Our sales team had their own requirements and frequently needed to be in the office to work with colleagues and host customers, so the decision was around whether they needed dedicated space or if shared hot desks would be a more suitable arrangement. On the other hand, one subset of the workforce that we left untouched was the technicians. They need permanent space – lots of it – to do their job and house all the computer parts and devices they work with. In fact, they weren’t part of the move at all and worked in a separate, much-needed office.

When that part of the planning was done, we moved on to figuring out the right amount of space for the office. We knew what we could trim, but that didn’t mean we would lose all of it. Instead, we devised creative ways to dedicate the “leftover” to more useful pursuits. Out of this endeavour came the Apple Customer Experience room. We created this space to host clients and demonstrate the possibilities of the Apple ecosystem – whether they’re a business, a school board, or a public sector organization.

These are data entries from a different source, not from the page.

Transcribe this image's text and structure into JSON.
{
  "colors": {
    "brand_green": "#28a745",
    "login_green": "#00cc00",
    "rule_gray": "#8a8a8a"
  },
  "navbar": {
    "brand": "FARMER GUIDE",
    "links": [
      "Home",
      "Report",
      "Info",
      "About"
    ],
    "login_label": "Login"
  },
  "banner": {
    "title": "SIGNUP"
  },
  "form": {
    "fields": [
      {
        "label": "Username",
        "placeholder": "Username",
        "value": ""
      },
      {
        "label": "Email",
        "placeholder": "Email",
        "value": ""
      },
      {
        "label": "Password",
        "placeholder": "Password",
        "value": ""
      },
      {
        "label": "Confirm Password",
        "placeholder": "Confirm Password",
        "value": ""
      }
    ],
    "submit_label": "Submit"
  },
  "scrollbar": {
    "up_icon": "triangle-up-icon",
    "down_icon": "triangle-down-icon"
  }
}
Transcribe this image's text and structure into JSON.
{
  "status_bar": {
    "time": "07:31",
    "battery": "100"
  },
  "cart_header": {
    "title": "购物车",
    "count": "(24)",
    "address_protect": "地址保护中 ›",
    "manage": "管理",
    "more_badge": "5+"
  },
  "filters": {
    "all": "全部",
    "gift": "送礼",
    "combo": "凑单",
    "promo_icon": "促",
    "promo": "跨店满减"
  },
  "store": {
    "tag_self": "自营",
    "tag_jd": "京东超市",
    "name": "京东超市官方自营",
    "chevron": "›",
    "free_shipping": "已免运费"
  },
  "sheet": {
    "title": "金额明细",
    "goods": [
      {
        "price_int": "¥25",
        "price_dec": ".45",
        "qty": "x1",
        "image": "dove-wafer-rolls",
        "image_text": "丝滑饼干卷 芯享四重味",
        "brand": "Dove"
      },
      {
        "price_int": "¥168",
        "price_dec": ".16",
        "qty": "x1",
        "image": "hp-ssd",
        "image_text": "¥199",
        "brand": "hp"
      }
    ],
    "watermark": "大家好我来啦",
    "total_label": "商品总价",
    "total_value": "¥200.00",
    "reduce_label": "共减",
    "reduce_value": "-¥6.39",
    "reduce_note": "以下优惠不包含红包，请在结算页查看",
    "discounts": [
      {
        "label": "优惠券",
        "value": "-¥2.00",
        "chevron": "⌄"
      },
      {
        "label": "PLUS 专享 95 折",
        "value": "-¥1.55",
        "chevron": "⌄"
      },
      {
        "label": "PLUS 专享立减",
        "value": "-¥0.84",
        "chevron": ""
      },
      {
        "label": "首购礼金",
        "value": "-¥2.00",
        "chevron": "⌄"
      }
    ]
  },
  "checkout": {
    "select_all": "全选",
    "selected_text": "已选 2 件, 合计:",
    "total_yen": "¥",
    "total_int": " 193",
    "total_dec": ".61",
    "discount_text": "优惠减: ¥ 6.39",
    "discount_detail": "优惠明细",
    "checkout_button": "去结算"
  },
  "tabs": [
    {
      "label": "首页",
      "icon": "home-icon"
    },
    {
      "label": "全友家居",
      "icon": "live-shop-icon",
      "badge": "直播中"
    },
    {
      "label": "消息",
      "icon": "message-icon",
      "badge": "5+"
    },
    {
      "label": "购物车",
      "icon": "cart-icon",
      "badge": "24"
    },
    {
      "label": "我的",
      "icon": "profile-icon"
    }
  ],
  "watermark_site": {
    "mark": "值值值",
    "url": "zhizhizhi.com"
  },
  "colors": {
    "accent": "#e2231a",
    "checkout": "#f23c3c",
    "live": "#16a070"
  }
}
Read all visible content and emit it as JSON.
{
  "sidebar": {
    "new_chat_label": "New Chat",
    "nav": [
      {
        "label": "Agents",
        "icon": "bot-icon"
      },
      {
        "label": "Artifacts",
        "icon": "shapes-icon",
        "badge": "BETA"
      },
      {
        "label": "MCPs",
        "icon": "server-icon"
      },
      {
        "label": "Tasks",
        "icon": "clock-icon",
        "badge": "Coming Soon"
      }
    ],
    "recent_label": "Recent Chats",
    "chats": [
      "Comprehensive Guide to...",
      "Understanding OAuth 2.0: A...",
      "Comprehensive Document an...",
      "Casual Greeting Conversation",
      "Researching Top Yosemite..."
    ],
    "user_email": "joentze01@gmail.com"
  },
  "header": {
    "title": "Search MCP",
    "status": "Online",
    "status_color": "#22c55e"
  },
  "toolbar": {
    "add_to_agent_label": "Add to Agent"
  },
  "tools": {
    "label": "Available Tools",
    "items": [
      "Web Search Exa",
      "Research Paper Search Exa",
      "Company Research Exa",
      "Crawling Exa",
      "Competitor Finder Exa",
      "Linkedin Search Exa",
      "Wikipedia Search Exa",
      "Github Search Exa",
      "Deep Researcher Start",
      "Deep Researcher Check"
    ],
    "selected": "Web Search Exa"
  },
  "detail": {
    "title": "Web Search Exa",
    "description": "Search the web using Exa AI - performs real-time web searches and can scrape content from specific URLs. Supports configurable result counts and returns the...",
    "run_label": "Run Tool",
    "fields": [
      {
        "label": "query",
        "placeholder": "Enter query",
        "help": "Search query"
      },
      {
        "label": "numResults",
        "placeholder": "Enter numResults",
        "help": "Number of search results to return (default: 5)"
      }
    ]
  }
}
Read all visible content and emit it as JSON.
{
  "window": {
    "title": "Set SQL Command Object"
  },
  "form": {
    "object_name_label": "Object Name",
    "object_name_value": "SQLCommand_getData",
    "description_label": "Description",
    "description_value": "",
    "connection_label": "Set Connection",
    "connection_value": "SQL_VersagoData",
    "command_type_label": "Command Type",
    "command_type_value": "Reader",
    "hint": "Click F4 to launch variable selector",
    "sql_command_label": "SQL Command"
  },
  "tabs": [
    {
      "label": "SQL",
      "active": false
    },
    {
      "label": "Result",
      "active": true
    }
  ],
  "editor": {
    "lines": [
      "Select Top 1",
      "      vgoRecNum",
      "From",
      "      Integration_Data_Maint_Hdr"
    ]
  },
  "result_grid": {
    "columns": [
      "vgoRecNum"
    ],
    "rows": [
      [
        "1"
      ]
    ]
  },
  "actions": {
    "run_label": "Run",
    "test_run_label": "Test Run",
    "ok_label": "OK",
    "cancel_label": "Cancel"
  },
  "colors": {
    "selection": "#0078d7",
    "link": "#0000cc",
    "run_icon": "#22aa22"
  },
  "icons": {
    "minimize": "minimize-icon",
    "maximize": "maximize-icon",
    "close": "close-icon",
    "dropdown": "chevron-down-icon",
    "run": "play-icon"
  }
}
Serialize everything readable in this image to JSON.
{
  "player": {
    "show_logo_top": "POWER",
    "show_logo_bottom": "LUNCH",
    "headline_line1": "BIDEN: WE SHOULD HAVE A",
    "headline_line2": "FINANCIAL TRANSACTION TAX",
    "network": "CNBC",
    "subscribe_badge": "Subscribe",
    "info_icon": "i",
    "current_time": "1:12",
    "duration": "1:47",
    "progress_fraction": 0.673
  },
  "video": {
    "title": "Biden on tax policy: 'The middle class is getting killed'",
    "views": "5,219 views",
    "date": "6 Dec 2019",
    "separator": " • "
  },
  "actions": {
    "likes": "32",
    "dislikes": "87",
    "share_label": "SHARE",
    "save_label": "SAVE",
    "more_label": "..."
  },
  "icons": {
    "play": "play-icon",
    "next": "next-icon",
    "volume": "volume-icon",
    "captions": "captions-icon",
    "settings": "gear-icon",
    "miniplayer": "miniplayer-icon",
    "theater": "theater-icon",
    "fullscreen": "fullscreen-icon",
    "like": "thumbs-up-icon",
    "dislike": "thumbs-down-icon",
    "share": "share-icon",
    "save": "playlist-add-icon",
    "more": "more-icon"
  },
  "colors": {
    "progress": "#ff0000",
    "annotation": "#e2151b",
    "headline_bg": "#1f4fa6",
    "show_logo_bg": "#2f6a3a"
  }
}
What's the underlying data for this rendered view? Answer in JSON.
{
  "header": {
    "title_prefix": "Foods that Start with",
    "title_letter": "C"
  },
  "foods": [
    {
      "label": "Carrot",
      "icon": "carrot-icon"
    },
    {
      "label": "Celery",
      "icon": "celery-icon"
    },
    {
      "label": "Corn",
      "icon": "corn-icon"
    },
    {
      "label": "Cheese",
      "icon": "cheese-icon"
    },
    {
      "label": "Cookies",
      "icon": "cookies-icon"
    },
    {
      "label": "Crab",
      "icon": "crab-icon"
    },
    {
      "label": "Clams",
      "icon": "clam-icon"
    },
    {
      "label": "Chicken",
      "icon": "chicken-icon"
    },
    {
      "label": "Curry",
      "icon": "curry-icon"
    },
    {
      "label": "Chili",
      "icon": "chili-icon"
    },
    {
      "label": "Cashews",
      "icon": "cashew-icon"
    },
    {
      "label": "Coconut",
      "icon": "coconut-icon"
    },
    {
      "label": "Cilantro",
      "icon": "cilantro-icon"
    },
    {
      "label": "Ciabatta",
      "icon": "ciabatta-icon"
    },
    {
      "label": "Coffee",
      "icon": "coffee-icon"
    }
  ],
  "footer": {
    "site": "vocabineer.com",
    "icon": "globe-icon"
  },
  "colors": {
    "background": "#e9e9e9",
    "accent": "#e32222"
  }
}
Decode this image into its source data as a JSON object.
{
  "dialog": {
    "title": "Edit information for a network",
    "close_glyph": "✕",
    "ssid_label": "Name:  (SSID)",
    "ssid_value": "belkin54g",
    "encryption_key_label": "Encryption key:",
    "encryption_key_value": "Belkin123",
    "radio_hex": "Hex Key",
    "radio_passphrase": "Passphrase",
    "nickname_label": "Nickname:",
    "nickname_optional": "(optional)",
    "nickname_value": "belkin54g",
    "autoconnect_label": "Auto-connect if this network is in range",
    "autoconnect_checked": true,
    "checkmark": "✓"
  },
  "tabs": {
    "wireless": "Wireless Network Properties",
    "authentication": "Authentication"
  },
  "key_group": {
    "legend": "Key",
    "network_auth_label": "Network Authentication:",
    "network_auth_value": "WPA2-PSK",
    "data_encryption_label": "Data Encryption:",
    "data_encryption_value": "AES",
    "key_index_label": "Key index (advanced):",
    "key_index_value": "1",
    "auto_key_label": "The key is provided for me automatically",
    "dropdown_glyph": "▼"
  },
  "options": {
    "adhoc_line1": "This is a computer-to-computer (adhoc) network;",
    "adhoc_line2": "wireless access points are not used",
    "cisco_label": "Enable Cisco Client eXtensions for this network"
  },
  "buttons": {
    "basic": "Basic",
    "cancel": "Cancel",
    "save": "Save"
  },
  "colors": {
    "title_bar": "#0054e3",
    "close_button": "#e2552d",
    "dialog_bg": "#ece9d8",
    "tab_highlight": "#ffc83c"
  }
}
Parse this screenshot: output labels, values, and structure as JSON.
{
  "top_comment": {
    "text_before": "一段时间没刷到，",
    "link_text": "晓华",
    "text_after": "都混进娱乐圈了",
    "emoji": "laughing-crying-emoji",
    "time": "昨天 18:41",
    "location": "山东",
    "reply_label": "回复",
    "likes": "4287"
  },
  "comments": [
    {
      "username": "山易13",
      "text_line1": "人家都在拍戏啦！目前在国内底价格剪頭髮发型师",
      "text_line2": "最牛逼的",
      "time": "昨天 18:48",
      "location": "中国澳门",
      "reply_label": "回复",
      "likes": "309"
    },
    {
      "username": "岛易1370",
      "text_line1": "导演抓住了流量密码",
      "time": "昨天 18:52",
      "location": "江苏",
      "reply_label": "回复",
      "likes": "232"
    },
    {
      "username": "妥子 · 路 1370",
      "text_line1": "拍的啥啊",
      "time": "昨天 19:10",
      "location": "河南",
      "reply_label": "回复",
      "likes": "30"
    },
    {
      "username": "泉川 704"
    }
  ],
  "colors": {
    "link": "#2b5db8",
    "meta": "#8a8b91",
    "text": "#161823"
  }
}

Since Compugen became the first Apple Authorized Education Specialist (AAES) in Canada, we have started hosting training sessions and webinars for pedagogical consultants and teachers so they can better understand the technology. These sessions are for all levels – from newcomers taking their first steps onto the Apple platform to more tech-savvy educators. Following the success of this initiative, we worked with Apple to open our first Apple Customer Experience center, which equipped us to host weekly seminars, both remote and hybrid.

This move also allowed us to be more imaginative in how the office is set up. We designed the space and adapted it to the current working reality based on what is expected and convenient for our workforce. The office is an open-plan working environment that houses the kind of collaborative atmosphere that aligns with today’s modern workspace. We want our employees to tap into that collective energy when they come into the office, so they can share ideas, solve problems, and celebrate wins – big or small.

More than a move, this has been a transformation for our Montreal teams, giving them workspaces designed to encourage the kinds of interactions that they need to excel at work and provide our customers with as much support as they need.